Il est pour le moins surprenant qu’on puisse reprocher à quelqu’un que la faculté d’indignation a conduit, lors de la dernière guerre mondiale, à entrer en Résistance et à connaître la torture et le camp de Buchenwald, de vouloir jouer les belles âmes. Jeune normalien, Stéphane Hessel a été très marqué par la pensée de Jean-Paul Sartre chez qui il trouve un lien étroit entre indignation, responsabilité et engagement. « Sartre nous a appris à nous dire : “Vous êtes responsables en tant qu’individus”. La responsabilité de l’homme qui ne peut s’en remettre ni à un pouvoir ni à un dieu. Au contraire, il faut s’engager au nom de sa responsabilité humaine » 3.

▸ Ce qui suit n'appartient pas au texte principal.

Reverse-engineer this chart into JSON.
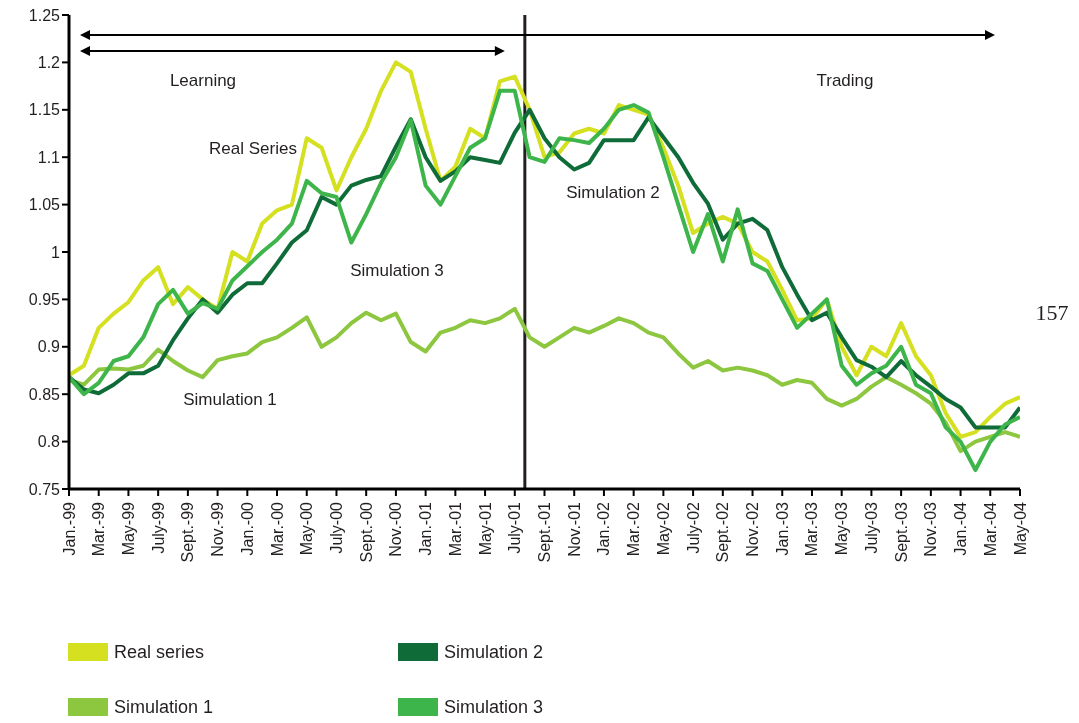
{
  "chart_data": {
    "type": "line",
    "x": [
      "1999-01",
      "1999-02",
      "1999-03",
      "1999-04",
      "1999-05",
      "1999-06",
      "1999-07",
      "1999-08",
      "1999-09",
      "1999-10",
      "1999-11",
      "1999-12",
      "2000-01",
      "2000-02",
      "2000-03",
      "2000-04",
      "2000-05",
      "2000-06",
      "2000-07",
      "2000-08",
      "2000-09",
      "2000-10",
      "2000-11",
      "2000-12",
      "2001-01",
      "2001-02",
      "2001-03",
      "2001-04",
      "2001-05",
      "2001-06",
      "2001-07",
      "2001-08",
      "2001-09",
      "2001-10",
      "2001-11",
      "2001-12",
      "2002-01",
      "2002-02",
      "2002-03",
      "2002-04",
      "2002-05",
      "2002-06",
      "2002-07",
      "2002-08",
      "2002-09",
      "2002-10",
      "2002-11",
      "2002-12",
      "2003-01",
      "2003-02",
      "2003-03",
      "2003-04",
      "2003-05",
      "2003-06",
      "2003-07",
      "2003-08",
      "2003-09",
      "2003-10",
      "2003-11",
      "2003-12",
      "2004-01",
      "2004-02",
      "2004-03",
      "2004-04",
      "2004-05"
    ],
    "series": [
      {
        "name": "Real series",
        "color": "#d4e020",
        "values": [
          0.87,
          0.88,
          0.92,
          0.935,
          0.947,
          0.97,
          0.984,
          0.945,
          0.963,
          0.95,
          0.94,
          1.0,
          0.99,
          1.03,
          1.044,
          1.05,
          1.12,
          1.11,
          1.065,
          1.1,
          1.13,
          1.17,
          1.2,
          1.19,
          1.13,
          1.075,
          1.09,
          1.13,
          1.12,
          1.18,
          1.185,
          1.15,
          1.1,
          1.105,
          1.125,
          1.13,
          1.125,
          1.155,
          1.15,
          1.145,
          1.11,
          1.07,
          1.02,
          1.03,
          1.037,
          1.03,
          1.0,
          0.99,
          0.96,
          0.928,
          0.93,
          0.95,
          0.9,
          0.87,
          0.9,
          0.89,
          0.925,
          0.89,
          0.87,
          0.83,
          0.805,
          0.81,
          0.826,
          0.84,
          0.847
        ]
      },
      {
        "name": "Simulation 1",
        "color": "#8dc63f",
        "values": [
          0.865,
          0.86,
          0.876,
          0.877,
          0.876,
          0.88,
          0.897,
          0.885,
          0.875,
          0.868,
          0.886,
          0.89,
          0.893,
          0.905,
          0.91,
          0.92,
          0.931,
          0.9,
          0.91,
          0.925,
          0.936,
          0.928,
          0.935,
          0.905,
          0.895,
          0.915,
          0.92,
          0.928,
          0.925,
          0.93,
          0.94,
          0.91,
          0.9,
          0.91,
          0.92,
          0.915,
          0.922,
          0.93,
          0.925,
          0.915,
          0.91,
          0.893,
          0.878,
          0.885,
          0.875,
          0.878,
          0.875,
          0.87,
          0.86,
          0.865,
          0.862,
          0.845,
          0.838,
          0.845,
          0.858,
          0.868,
          0.86,
          0.851,
          0.84,
          0.82,
          0.79,
          0.8,
          0.805,
          0.81,
          0.805
        ]
      },
      {
        "name": "Simulation 2",
        "color": "#0f6b38",
        "values": [
          0.868,
          0.855,
          0.851,
          0.86,
          0.872,
          0.872,
          0.88,
          0.907,
          0.93,
          0.95,
          0.936,
          0.955,
          0.967,
          0.967,
          0.988,
          1.01,
          1.023,
          1.058,
          1.05,
          1.07,
          1.076,
          1.08,
          1.111,
          1.14,
          1.1,
          1.075,
          1.085,
          1.1,
          1.097,
          1.094,
          1.126,
          1.15,
          1.12,
          1.1,
          1.087,
          1.094,
          1.118,
          1.118,
          1.118,
          1.142,
          1.121,
          1.1,
          1.073,
          1.051,
          1.013,
          1.03,
          1.035,
          1.023,
          0.984,
          0.955,
          0.928,
          0.936,
          0.91,
          0.886,
          0.879,
          0.868,
          0.885,
          0.87,
          0.858,
          0.845,
          0.836,
          0.815,
          0.815,
          0.815,
          0.836
        ]
      },
      {
        "name": "Simulation 3",
        "color": "#3db54a",
        "values": [
          0.868,
          0.85,
          0.862,
          0.885,
          0.89,
          0.91,
          0.945,
          0.96,
          0.935,
          0.946,
          0.94,
          0.97,
          0.985,
          1.0,
          1.013,
          1.03,
          1.075,
          1.062,
          1.058,
          1.01,
          1.04,
          1.073,
          1.1,
          1.139,
          1.07,
          1.05,
          1.08,
          1.11,
          1.12,
          1.17,
          1.17,
          1.1,
          1.095,
          1.12,
          1.118,
          1.115,
          1.13,
          1.15,
          1.155,
          1.147,
          1.1,
          1.05,
          1.0,
          1.04,
          0.99,
          1.045,
          0.988,
          0.98,
          0.95,
          0.92,
          0.935,
          0.95,
          0.88,
          0.86,
          0.872,
          0.88,
          0.9,
          0.86,
          0.851,
          0.815,
          0.8,
          0.77,
          0.8,
          0.818,
          0.826
        ]
      }
    ],
    "xlim": [
      "1999-01",
      "2004-05"
    ],
    "xticks": [
      {
        "value": "1999-01",
        "label": "Jan.-99"
      },
      {
        "value": "1999-03",
        "label": "Mar.-99"
      },
      {
        "value": "1999-05",
        "label": "May-99"
      },
      {
        "value": "1999-07",
        "label": "July-99"
      },
      {
        "value": "1999-09",
        "label": "Sept.-99"
      },
      {
        "value": "1999-11",
        "label": "Nov.-99"
      },
      {
        "value": "2000-01",
        "label": "Jan.-00"
      },
      {
        "value": "2000-03",
        "label": "Mar.-00"
      },
      {
        "value": "2000-05",
        "label": "May-00"
      },
      {
        "value": "2000-07",
        "label": "July-00"
      },
      {
        "value": "2000-09",
        "label": "Sept.-00"
      },
      {
        "value": "2000-11",
        "label": "Nov.-00"
      },
      {
        "value": "2001-01",
        "label": "Jan.-01"
      },
      {
        "value": "2001-03",
        "label": "Mar.-01"
      },
      {
        "value": "2001-05",
        "label": "May-01"
      },
      {
        "value": "2001-07",
        "label": "July-01"
      },
      {
        "value": "2001-09",
        "label": "Sept.-01"
      },
      {
        "value": "2001-11",
        "label": "Nov.-01"
      },
      {
        "value": "2002-01",
        "label": "Jan.-02"
      },
      {
        "value": "2002-03",
        "label": "Mar.-02"
      },
      {
        "value": "2002-05",
        "label": "May-02"
      },
      {
        "value": "2002-07",
        "label": "July-02"
      },
      {
        "value": "2002-09",
        "label": "Sept.-02"
      },
      {
        "value": "2002-11",
        "label": "Nov.-02"
      },
      {
        "value": "2003-01",
        "label": "Jan.-03"
      },
      {
        "value": "2003-03",
        "label": "Mar.-03"
      },
      {
        "value": "2003-05",
        "label": "May-03"
      },
      {
        "value": "2003-07",
        "label": "July-03"
      },
      {
        "value": "2003-09",
        "label": "Sept.-03"
      },
      {
        "value": "2003-11",
        "label": "Nov.-03"
      },
      {
        "value": "2004-01",
        "label": "Jan.-04"
      },
      {
        "value": "2004-03",
        "label": "Mar.-04"
      },
      {
        "value": "2004-05",
        "label": "May-04"
      }
    ],
    "ylim": [
      0.75,
      1.25
    ],
    "yticks": [
      0.75,
      0.8,
      0.85,
      0.9,
      0.95,
      1,
      1.05,
      1.1,
      1.15,
      1.2,
      1.25
    ],
    "ref_lines": [
      {
        "axis": "x",
        "value": "2001-07-22",
        "color": "#231f20"
      }
    ],
    "annotations": [
      "Learning",
      "Trading",
      "Real Series",
      "Simulation 3",
      "Simulation 1",
      "Simulation 2",
      "157"
    ],
    "legend": "bottom"
  }
}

Plus fondamentalement, cette capacité d’indignation ouvre la voie non seulement à un engagement concret dans la lutte des hommes, mais à une compréhension du monde. Dans la préface à la réédition des Écrits sur le personnalisme d’Emmanuel Mounier, Paul Ricœur analyse comment ce personnalisme auquel il a été très attaché a été emporté dans la débâcle de ce qu’il appelle « la constellation des -ismes ». « Du coup, écrit-il, l’idée d’un règne à trois : “ personnalisme-existentialisme-marxisme”, si souvent tenue par Mounier comme caractéristique durable d’une époque, prend aujourd’hui figure d’illusion » 4. Dans cette situation de suspicion généralisée contre tous les systèmes qui ont prétendu définir la totalité de l’humain, Ricœur ouvre une nouvelle voie à la réflexion : « Comment parler de la personne sans le support du personnalisme ? Je ne vois pour ma part qu’une réponse : elle consiste à donner un statut épistémologique approprié à ce que j’appelle, avec Éric Weil, une attitude. Nous avons appris d’Éric Weil que toutes les catégories nouvelles naissent d’attitudes qui sont prises dans la vie et qui, par la sorte de précompréhension qui leur est attachée, orientent la recherche de nouveaux concepts » 5.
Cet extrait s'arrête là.